There seems to be surge in people calling things fallacies without realising a statement needs to meet a certain extremely basic formulation “A because B” in order to be an argument at all; before it can be declared a fallacious argument, it must first be an argument. And so it is extremely common lately for people to declare that any insult in a comment renders the entire comment an ad hominem argument, irrespective of whether the insult was relied upon in making an argument, or if the insulting thing was a conclusion of the argument rather than being a premise of it, or if the comment made an argument at all.
This seems to be part of a broad trend in TRA arguments – words and terms have simply lost their original meanings. Trying to set the record of a conversation straight, regarding who said what and when, with references to comment numbers and direct quotes? Gaslighting. Pointing out someone’s abusiveness? Sea Lioning. Responding to abuse in kind? Ad hominem. Explaining the difference between infer and imply, because someone leapt to an idiotic conclusion and called that lunacy a ‘direct implication’ of what I said?

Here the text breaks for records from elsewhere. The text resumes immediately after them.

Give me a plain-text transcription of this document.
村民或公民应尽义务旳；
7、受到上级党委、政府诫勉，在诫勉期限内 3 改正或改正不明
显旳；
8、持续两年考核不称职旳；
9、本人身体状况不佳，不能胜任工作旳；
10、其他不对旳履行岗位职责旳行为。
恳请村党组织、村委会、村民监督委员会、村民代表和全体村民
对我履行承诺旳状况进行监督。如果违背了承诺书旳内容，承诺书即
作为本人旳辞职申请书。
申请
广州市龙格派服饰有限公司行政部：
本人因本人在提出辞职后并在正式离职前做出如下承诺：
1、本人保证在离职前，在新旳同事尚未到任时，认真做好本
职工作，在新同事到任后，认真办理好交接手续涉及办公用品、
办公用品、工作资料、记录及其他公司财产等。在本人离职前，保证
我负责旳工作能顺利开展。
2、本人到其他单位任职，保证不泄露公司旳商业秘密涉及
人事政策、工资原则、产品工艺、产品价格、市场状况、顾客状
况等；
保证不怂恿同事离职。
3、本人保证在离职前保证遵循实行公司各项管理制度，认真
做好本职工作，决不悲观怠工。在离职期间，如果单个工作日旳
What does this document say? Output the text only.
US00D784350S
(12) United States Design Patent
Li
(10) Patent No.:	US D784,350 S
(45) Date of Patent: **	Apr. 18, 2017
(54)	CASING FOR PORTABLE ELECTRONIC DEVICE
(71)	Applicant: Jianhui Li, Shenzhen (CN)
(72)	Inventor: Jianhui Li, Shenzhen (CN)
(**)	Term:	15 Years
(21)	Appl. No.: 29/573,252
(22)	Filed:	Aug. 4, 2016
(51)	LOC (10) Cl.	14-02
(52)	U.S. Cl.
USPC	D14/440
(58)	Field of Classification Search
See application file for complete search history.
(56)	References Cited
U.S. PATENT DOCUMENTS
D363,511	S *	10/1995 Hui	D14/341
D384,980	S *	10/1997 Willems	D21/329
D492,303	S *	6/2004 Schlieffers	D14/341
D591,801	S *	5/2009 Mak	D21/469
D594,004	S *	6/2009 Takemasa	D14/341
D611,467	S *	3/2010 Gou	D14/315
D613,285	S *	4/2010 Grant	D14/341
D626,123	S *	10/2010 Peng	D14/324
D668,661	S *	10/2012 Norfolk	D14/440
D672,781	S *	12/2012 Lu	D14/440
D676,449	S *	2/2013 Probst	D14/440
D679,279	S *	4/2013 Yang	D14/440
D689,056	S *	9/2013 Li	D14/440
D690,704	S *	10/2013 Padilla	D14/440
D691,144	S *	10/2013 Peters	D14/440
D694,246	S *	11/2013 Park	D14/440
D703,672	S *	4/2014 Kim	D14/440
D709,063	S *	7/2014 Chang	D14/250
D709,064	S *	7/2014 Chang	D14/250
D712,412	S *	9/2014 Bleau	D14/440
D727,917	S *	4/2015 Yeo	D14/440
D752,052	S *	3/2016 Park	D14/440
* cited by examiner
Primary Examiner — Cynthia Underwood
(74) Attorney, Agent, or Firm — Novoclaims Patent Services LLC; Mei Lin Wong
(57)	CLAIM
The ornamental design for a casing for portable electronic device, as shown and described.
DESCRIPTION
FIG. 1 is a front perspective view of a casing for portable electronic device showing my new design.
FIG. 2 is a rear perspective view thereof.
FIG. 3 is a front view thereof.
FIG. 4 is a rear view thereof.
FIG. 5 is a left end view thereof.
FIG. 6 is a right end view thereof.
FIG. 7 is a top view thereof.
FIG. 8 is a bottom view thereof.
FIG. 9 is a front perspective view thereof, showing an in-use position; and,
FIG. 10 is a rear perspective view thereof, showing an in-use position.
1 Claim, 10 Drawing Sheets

Intent is not magic.
And so on throughout arguments with TRAs on the usual topics… I have been told, in a discussion about the origins of public toilets being sex rather than gender segregated, bringing up the history of toilets is an Appeal to Tradition fallacy. I have been told, in a discussion about the meaning of the words ‘woman’ and ‘man’, pointing out that word meanings in natural languages arise from common use is an Appeal to Popularity. Oh and forget about etymology in a discussion of historical words meanings and their changes, that’s just another Appeal to Tradition.
Any specious argument or catechism will do, if it is convenient in the moment.